Reclus note même que les installations sionistes en Palestine qui en sont alors à leur tout début, ne manqueront pas d’y créer de nouvelles difficultés. En effet, celles-ci ne pourront que croître en raison de la multiplication des pogroms en Russie qui contraignent les juifs russes à fuir en Palestine et de commenter la carte des pogroms à la fin du XIXe siècle [ibid., t. V, p. 469]. De même, il montre, toujours cartes à l’appui, ce que nous considérons aujourd’hui comme le caractère géopolitique des conflits entre toutes ces populations dominées, chacune revendiquant un territoire enchevêtré à d’autres, considérant que c’est le sien, mais Reclus a le souci de ne prendre partie pour aucun des protagonistes afin de présenter avec la plus grande objectivité les conflits qui divisent entre elles des populations dominées. En revanche, il accuse les manœuvres de telle ou telle grande puissance plus ou moins lointaine qui profite de ces conflits locaux pour étendre son contrôle sur certains territoires et leur population.

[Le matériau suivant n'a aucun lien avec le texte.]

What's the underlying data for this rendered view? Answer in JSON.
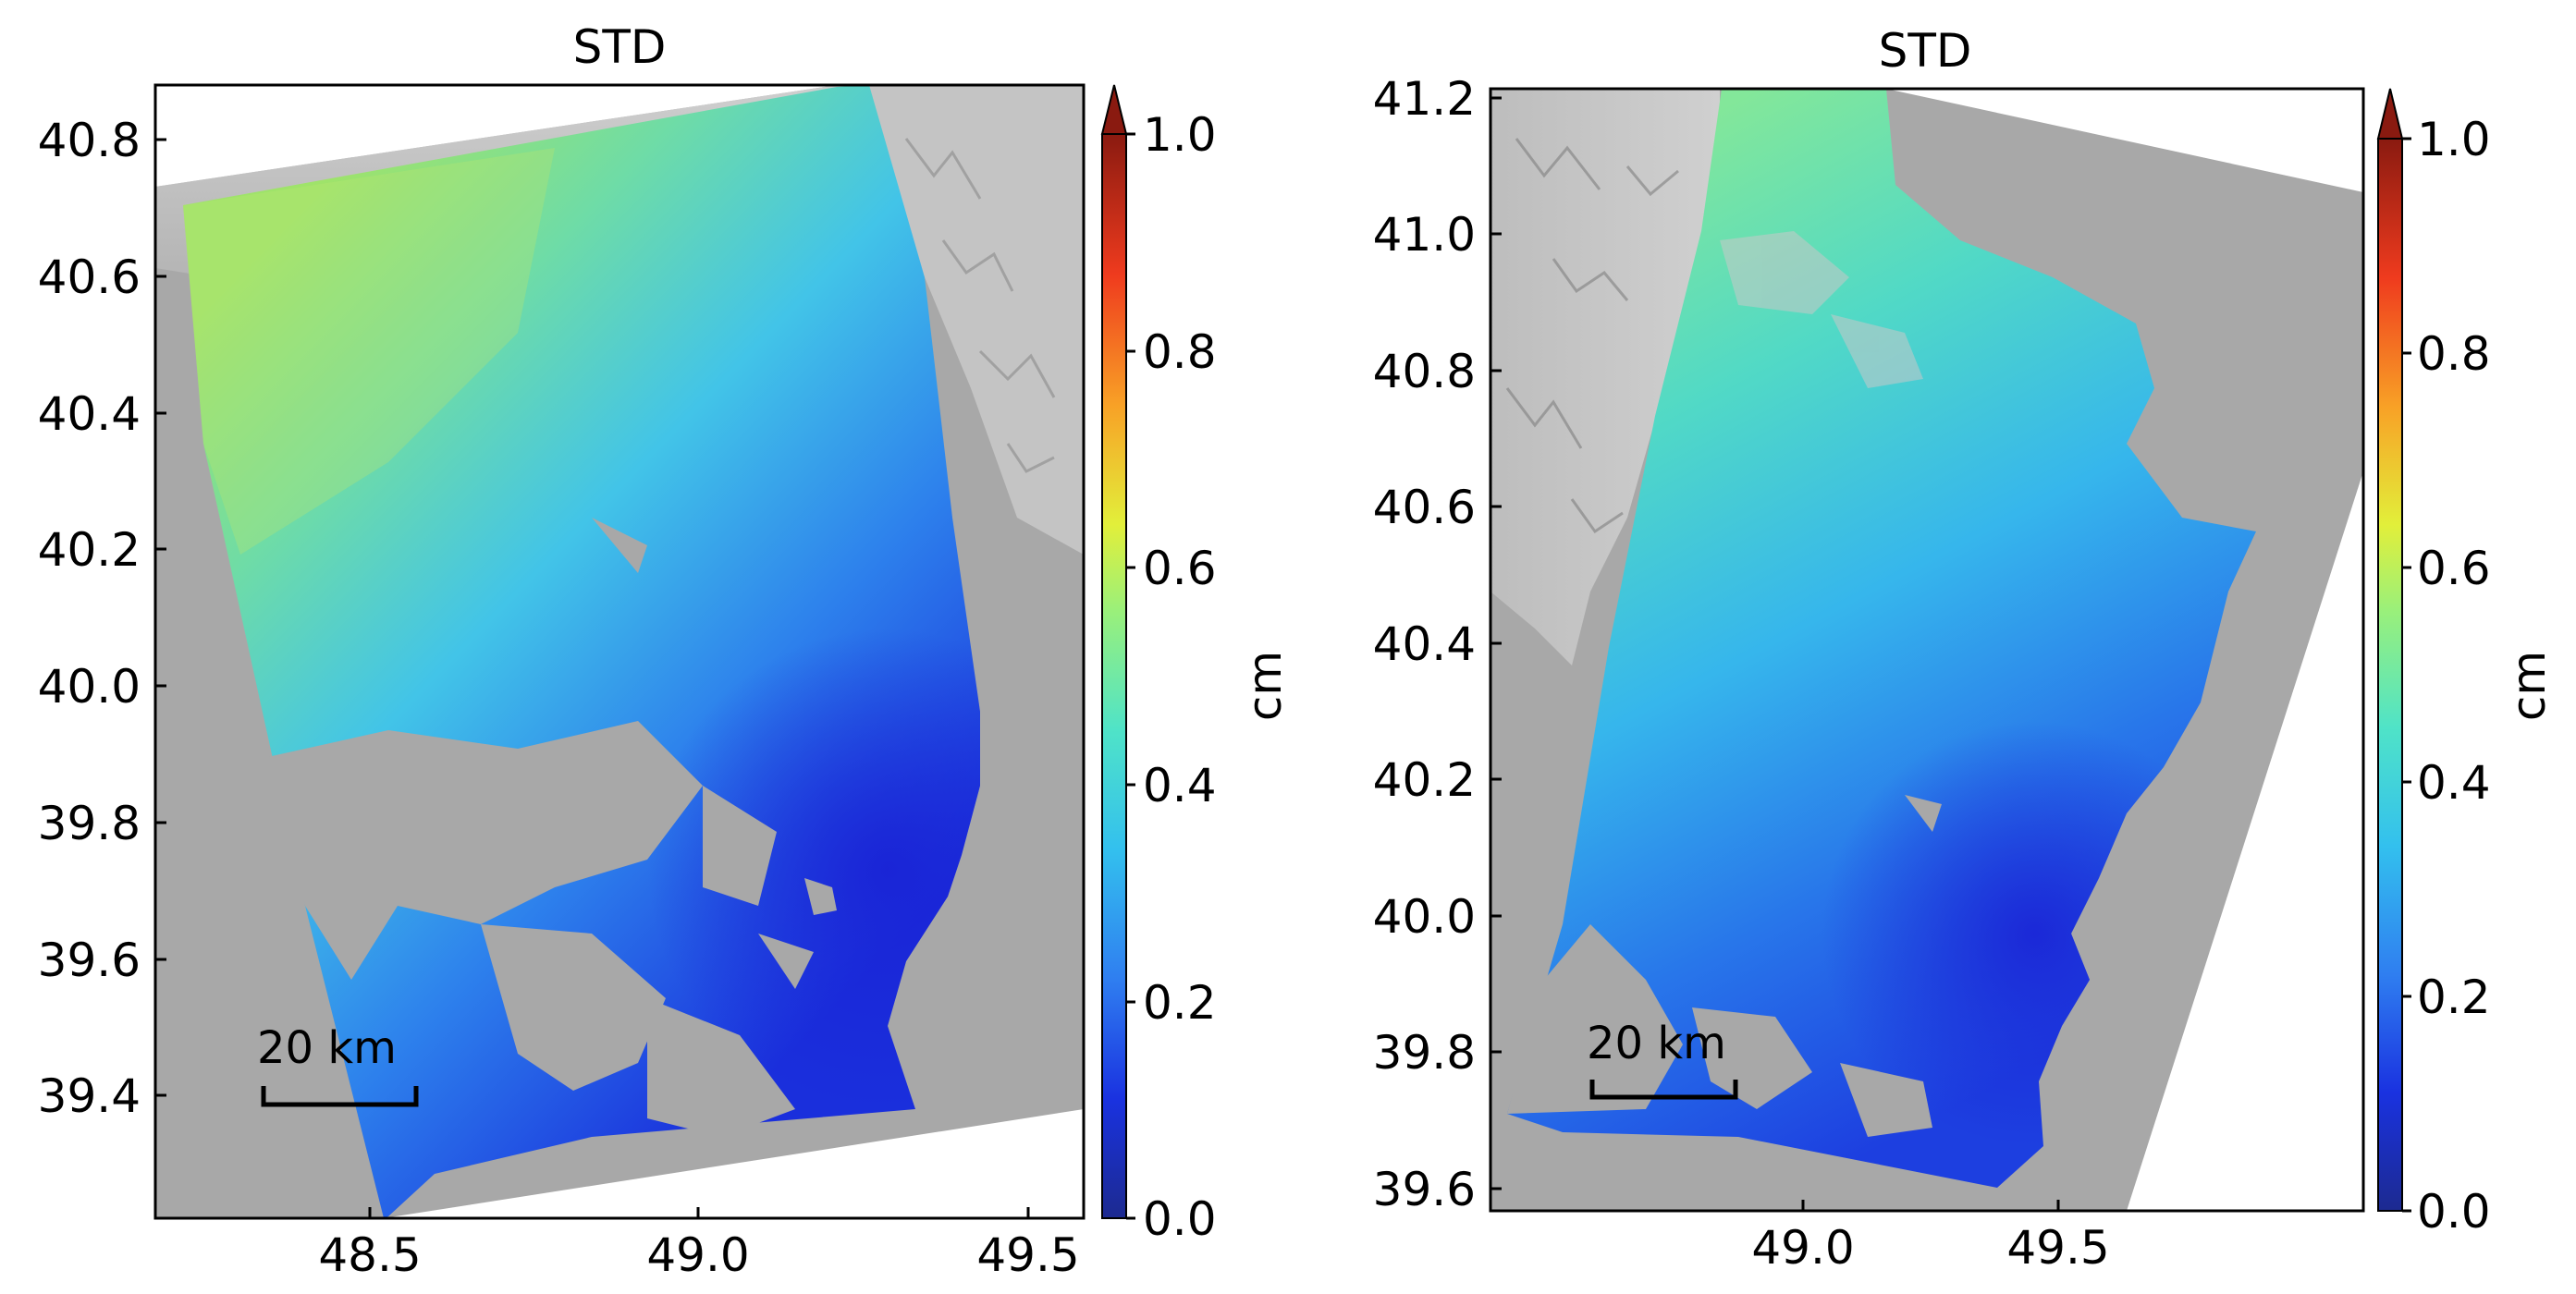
{
  "chart_data": [
    {
      "type": "heatmap",
      "title": "STD",
      "colorbar": {
        "label": "cm",
        "range": [
          0.0,
          1.0
        ],
        "ticks": [
          "0.0",
          "0.2",
          "0.4",
          "0.6",
          "0.8",
          "1.0"
        ],
        "colormap": "jet",
        "extend": "max"
      },
      "xlim": [
        48.18,
        49.6
      ],
      "ylim": [
        39.22,
        40.88
      ],
      "xticks": [
        "48.5",
        "49.0",
        "49.5"
      ],
      "yticks": [
        "39.4",
        "39.6",
        "39.8",
        "40.0",
        "40.2",
        "40.4",
        "40.6",
        "40.8"
      ],
      "scale_bar": "20 km",
      "no_data_color": "#a8a8a8"
    },
    {
      "type": "heatmap",
      "title": "STD",
      "colorbar": {
        "label": "cm",
        "range": [
          0.0,
          1.0
        ],
        "ticks": [
          "0.0",
          "0.2",
          "0.4",
          "0.6",
          "0.8",
          "1.0"
        ],
        "colormap": "jet",
        "extend": "max"
      },
      "xlim": [
        48.52,
        49.92
      ],
      "ylim": [
        39.57,
        41.23
      ],
      "xticks": [
        "49.0",
        "49.5"
      ],
      "yticks": [
        "39.6",
        "39.8",
        "40.0",
        "40.2",
        "40.4",
        "40.6",
        "40.8",
        "41.0",
        "41.2"
      ],
      "scale_bar": "20 km",
      "no_data_color": "#a8a8a8"
    }
  ]
}
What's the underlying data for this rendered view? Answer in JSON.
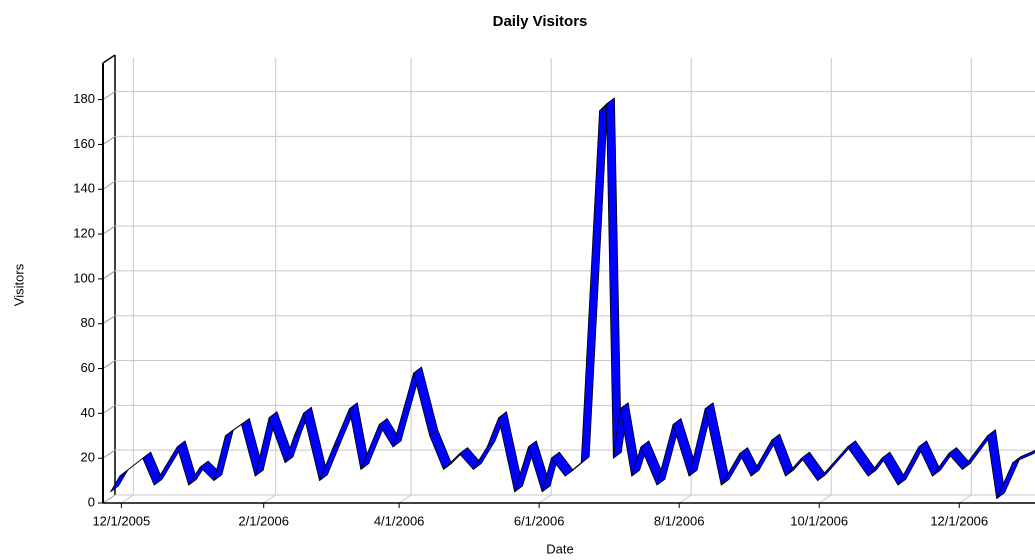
{
  "chart_data": {
    "type": "ribbon",
    "title": "Daily Visitors",
    "x_label": "Date",
    "y_label": "Visitors",
    "color": "#0000ff",
    "grid": true,
    "x": [
      "11/25/2005",
      "11/29/2005",
      "12/9/2005",
      "12/14/2005",
      "12/24/2005",
      "12/29/2005",
      "1/3/2006",
      "1/9/2006",
      "1/14/2006",
      "1/21/2006",
      "1/27/2006",
      "2/2/2006",
      "2/9/2006",
      "2/13/2006",
      "2/17/2006",
      "2/24/2006",
      "3/2/2006",
      "3/9/2006",
      "3/14/2006",
      "3/22/2006",
      "3/28/2006",
      "4/6/2006",
      "4/13/2006",
      "4/19/2006",
      "4/26/2006",
      "5/2/2006",
      "5/8/2006",
      "5/13/2006",
      "5/20/2006",
      "5/26/2006",
      "6/1/2006",
      "6/5/2006",
      "6/11/2006",
      "6/18/2006",
      "6/26/2006",
      "6/29/2006",
      "7/2/2006",
      "7/5/2006",
      "7/10/2006",
      "7/14/2006",
      "7/21/2006",
      "7/28/2006",
      "8/4/2006",
      "8/11/2006",
      "8/18/2006",
      "8/26/2006",
      "8/31/2006",
      "9/9/2006",
      "9/15/2006",
      "9/22/2006",
      "9/29/2006",
      "10/12/2006",
      "10/21/2006",
      "10/27/2006",
      "11/3/2006",
      "11/12/2006",
      "11/18/2006",
      "11/25/2006",
      "12/1/2006",
      "12/12/2006",
      "12/16/2006",
      "12/23/2006",
      "1/1/2007"
    ],
    "values": [
      5,
      12,
      20,
      8,
      25,
      8,
      16,
      10,
      30,
      35,
      12,
      38,
      18,
      30,
      40,
      10,
      25,
      42,
      15,
      35,
      25,
      58,
      30,
      15,
      22,
      15,
      25,
      38,
      5,
      25,
      5,
      20,
      12,
      18,
      175,
      178,
      20,
      42,
      12,
      25,
      8,
      35,
      12,
      42,
      8,
      22,
      12,
      28,
      12,
      20,
      10,
      25,
      12,
      20,
      8,
      25,
      12,
      22,
      15,
      30,
      2,
      18,
      22
    ],
    "xlim": [
      "11/23/2005",
      "1/3/2007"
    ],
    "xticks": [
      "12/1/2005",
      "2/1/2006",
      "4/1/2006",
      "6/1/2006",
      "8/1/2006",
      "10/1/2006",
      "12/1/2006"
    ],
    "ylim": [
      0,
      195
    ],
    "yticks": [
      0,
      20,
      40,
      60,
      80,
      100,
      120,
      140,
      160,
      180
    ]
  }
}
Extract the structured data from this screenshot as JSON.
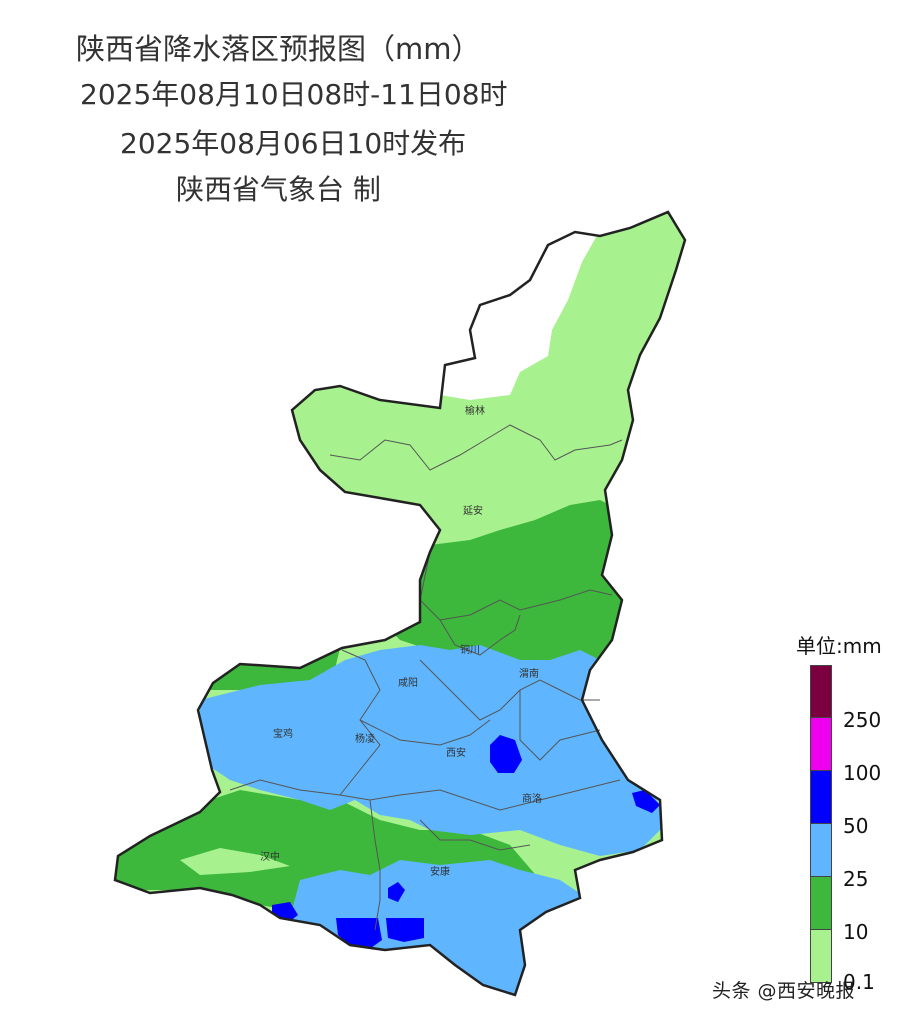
{
  "title": {
    "line1": "陕西省降水落区预报图（mm）",
    "line2": "2025年08月10日08时-11日08时",
    "line3": "2025年08月06日10时发布",
    "line4": "陕西省气象台 制"
  },
  "cities": [
    "榆林",
    "延安",
    "铜川",
    "渭南",
    "咸阳",
    "宝鸡",
    "杨凌",
    "西安",
    "商洛",
    "汉中",
    "安康"
  ],
  "legend": {
    "title": "单位:mm",
    "labels": [
      "250",
      "100",
      "50",
      "25",
      "10",
      "0.1"
    ],
    "colors": [
      "#7a0040",
      "#ee00ee",
      "#0000ff",
      "#5fb6ff",
      "#3db83d",
      "#a7f28e"
    ]
  },
  "watermark": "头条 @西安晚报"
}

L’importance que Reclus accorde à l’expansionnisme politique et financier et aux opérations militaires se traduit par le nombre des cartes dont il fait l’analyse dans la Nouvelle Géographie universelle, mais aussi dans L’Homme et la Terre. Il distingue implicitement un niveau d’analyse des grands espaces et des temps longs pour saisir les rapports de force entre grands empires, et un niveau des temps plus courts et des espaces moins vastes pour montrer sur des cartes à plus grande échelle les contrées où sont lancées offensives et contre-offensives. Ainsi, dans la NGU [t. VIII, p. 704-706], il analyse de façon très détaillée et illustrée par des cartes le dispositif stratégique des Anglais en Inde qui permet, grâce aux chemins de fer, de faire rapidement intervenir à partir de certaines bases les 50 000 soldats britanniques et les 100 000 soldats indigènes (recrutés dans des régions précises) pour contrôler à l’époque 300 millions d’Indiens. Toujours à propos de la colonisation, dans L’Homme et la Terre il dénonce vigoureusement et à maintes reprises les empires coloniaux et les diverses formes d’oppression qu’ils exercent sur les populations indigènes.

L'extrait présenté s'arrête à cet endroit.